How does one keep score of progress with telehealth? Most measures of telehealth effectiveness today focus on access to care and patient satisfaction, with a significant number of respondents lacking any measures for assessing the value of telehealth. One organization I work with tracks volumes for real-time virtual visits and asynchronous e-visits, which provide only a limited view of the impact of telehealth investments on access and outcomes. For many organizations that have invested in telehealth, the focus is on sustaining existing telehealth programs and integrating them seamlessly with in-person care as we move toward a hybrid model. My work with healthcare CIOs and Chief Digital Officers indicates that improving adoption levels for telehealth and digital health is an immediate priority to ensure continued investment commitment.
The expansion of telehealth to a broader range of healthcare services or toward more comprehensive enterprise adoption partly depends on the reimbursement landscape and government policy. Concerns around health equity and the “digital divide” factor into telehealth expansion as well. The lack of access to technology (bandwidth, data, devices) and low digital literacy among the most vulnerable populations are significant barriers for telehealth, as are policy uncertainties and lack of insurance coverage, especially for audio-only access to care. Macro-economic factors can play an unexpected role as well in the economics of telehealth. The spike in gas prices has dampened in-person visits among low-income populations, forcing them to rely on virtual visits or on provider-paid ride-share services to get themselves to appointments.
A Work In Progress
The technology landscape for enabling a seamless digital experience is still evolving. Most video visits are conducted via standalone platforms that don’t integrate seamlessly with one another or with core transaction systems such as EHR. Many platforms (such as Zoom) that started as convenient ways to interact with patients during the pandemic have now retrofitted their tools with adequate privacy and security protections to emerge as viable options in the healthcare context. However, the same factors that led to quick adoption of available tools have also led to multiple platforms within an enterprise, which will force a reckoning regarding consolidation of platforms and standardization of workflows.

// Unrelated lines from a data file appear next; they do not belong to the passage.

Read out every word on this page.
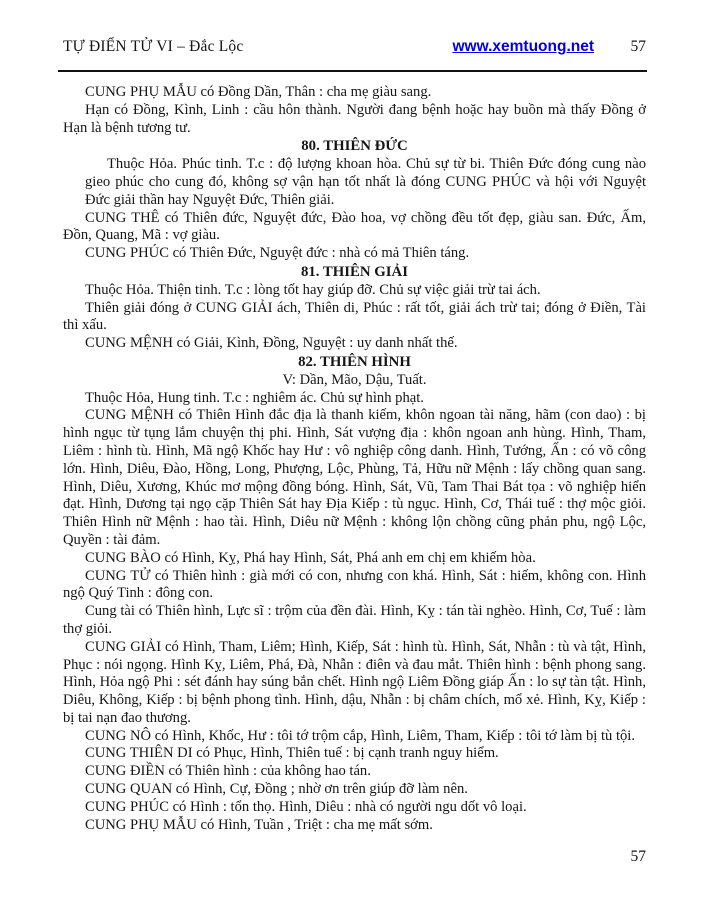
TỰ ĐIỂN TỬ VI – Đắc Lộc	www.xemtuong.net	57

CUNG PHỤ MẪU có Đồng Dần, Thân : cha mẹ giàu sang.

Hạn có Đồng, Kình, Linh : cầu hôn thành. Người đang bệnh hoặc hay buồn mà thấy Đồng ở Hạn là bệnh tương tư.

80. THIÊN ĐỨC

Thuộc Hỏa. Phúc tinh. T.c : độ lượng khoan hòa. Chủ sự từ bi. Thiên Đức đóng cung nào gieo phúc cho cung đó, không sợ vận hạn tốt nhất là đóng CUNG PHÚC và hội với Nguyệt Đức giải thần hay Nguyệt Đức, Thiên giải.

CUNG THÊ có Thiên đức, Nguyệt đức, Đào hoa, vợ chồng đều tốt đẹp, giàu san. Đức, Ấm, Đồn, Quang, Mã : vợ giàu.

CUNG PHÚC có Thiên Đức, Nguyệt đức : nhà có mả Thiên táng.

81. THIÊN GIẢI

Thuộc Hỏa. Thiện tinh. T.c : lòng tốt hay giúp đỡ. Chủ sự việc giải trừ tai ách.

Thiên giải đóng ở CUNG GIẢI ách, Thiên di, Phúc : rất tốt, giải ách trừ tai; đóng ở Điền, Tài thì xấu.

CUNG MỆNH có Giải, Kình, Đồng, Nguyệt : uy danh nhất thế.

82. THIÊN HÌNH

V: Dần, Mão, Dậu, Tuất.

Thuộc Hỏa, Hung tinh. T.c : nghiêm ác. Chủ sự hình phạt.

CUNG MỆNH có Thiên Hình đắc địa là thanh kiếm, khôn ngoan tài năng, hãm (con dao) : bị hình ngục từ tụng lắm chuyện thị phi. Hình, Sát vượng địa : khôn ngoan anh hùng. Hình, Tham, Liêm : hình tù. Hình, Mã ngộ Khốc hay Hư : vô nghiệp công danh. Hình, Tướng, Ấn : có võ công lớn. Hình, Diêu, Đào, Hồng, Long, Phượng, Lộc, Phùng, Tả, Hữu nữ Mệnh : lấy chồng quan sang. Hình, Diêu, Xương, Khúc mơ mộng đồng bóng. Hình, Sát, Vũ, Tam Thai Bát tọa : võ nghiệp hiển đạt. Hình, Dương tại ngọ cặp Thiên Sát hay Địa Kiếp : tù ngục. Hình, Cơ, Thái tuế : thợ mộc giỏi. Thiên Hình nữ Mệnh : hao tài. Hình, Diêu nữ Mệnh : không lộn chồng cũng phản phu, ngộ Lộc, Quyền : tài đảm.

CUNG BÀO có Hình, Kỵ, Phá hay Hình, Sát, Phá anh em chị em khiếm hòa.

CUNG TỬ có Thiên hình : già mới có con, nhưng con khá. Hình, Sát : hiếm, không con. Hình ngộ Quý Tinh : đông con.

Cung tài có Thiên hình, Lực sĩ : trộm của đền đài. Hình, Kỵ : tán tài nghèo. Hình, Cơ, Tuế : làm thợ giỏi.

CUNG GIẢI có Hình, Tham, Liêm; Hình, Kiếp, Sát : hình tù. Hình, Sát, Nhẫn : tù và tật, Hình, Phục : nói ngọng. Hình Kỵ, Liêm, Phá, Đà, Nhẫn : điên và đau mắt. Thiên hình : bệnh phong sang. Hình, Hỏa ngộ Phi : sét đánh hay súng bắn chết. Hình ngộ Liêm Đồng giáp Ấn : lo sự tàn tật. Hình, Diêu, Không, Kiếp : bị bệnh phong tình. Hình, dậu, Nhẫn : bị châm chích, mổ xẻ. Hình, Kỵ, Kiếp : bị tai nạn đao thương.

CUNG NÔ có Hình, Khốc, Hư : tôi tớ trộm cắp, Hình, Liêm, Tham, Kiếp : tôi tớ làm bị tù tội.

CUNG THIÊN DI có Phục, Hình, Thiên tuế : bị cạnh tranh nguy hiểm.

CUNG ĐIỀN có Thiên hình : của không hao tán.

CUNG QUAN có Hình, Cự, Đồng ; nhờ ơn trên giúp đỡ làm nên.

CUNG PHÚC có Hình : tổn thọ. Hình, Diêu : nhà có người ngu dốt vô loại.

CUNG PHỤ MẪU có Hình, Tuần , Triệt : cha mẹ mất sớm.

57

Interestingly, the AMA survey indicates telehealth hasn’t made as much progress with remote care management, mainly due to challenges in automated gathering of data from remote sensors and devices. Based on my work, I believe the fragmented nature of the technology vendor landscape, the absence of a standard data model for remote monitoring devices, and the quality of data gathered will remain significant obstacles to improving healthcare outcomes for the foreseeable future.
Digital transformation is a work in progress when it comes to reimagining health care, but the emergence of thousands of digital health innovators bears witness to the opportunity before us. Telehealth legislation must encourage further investments in telehealth, not least to alleviate the acute shortage of healthcare workers at all levels. Ultimately, the goals for all participants in health care is increased access, improved outcomes and lower total costs of care. At least by one measure, telehealth has significantly improved access to care—the AMA survey indicates that first visits for patients now happen in four or five days instead of three to four months. This is something to celebrate in the short-term.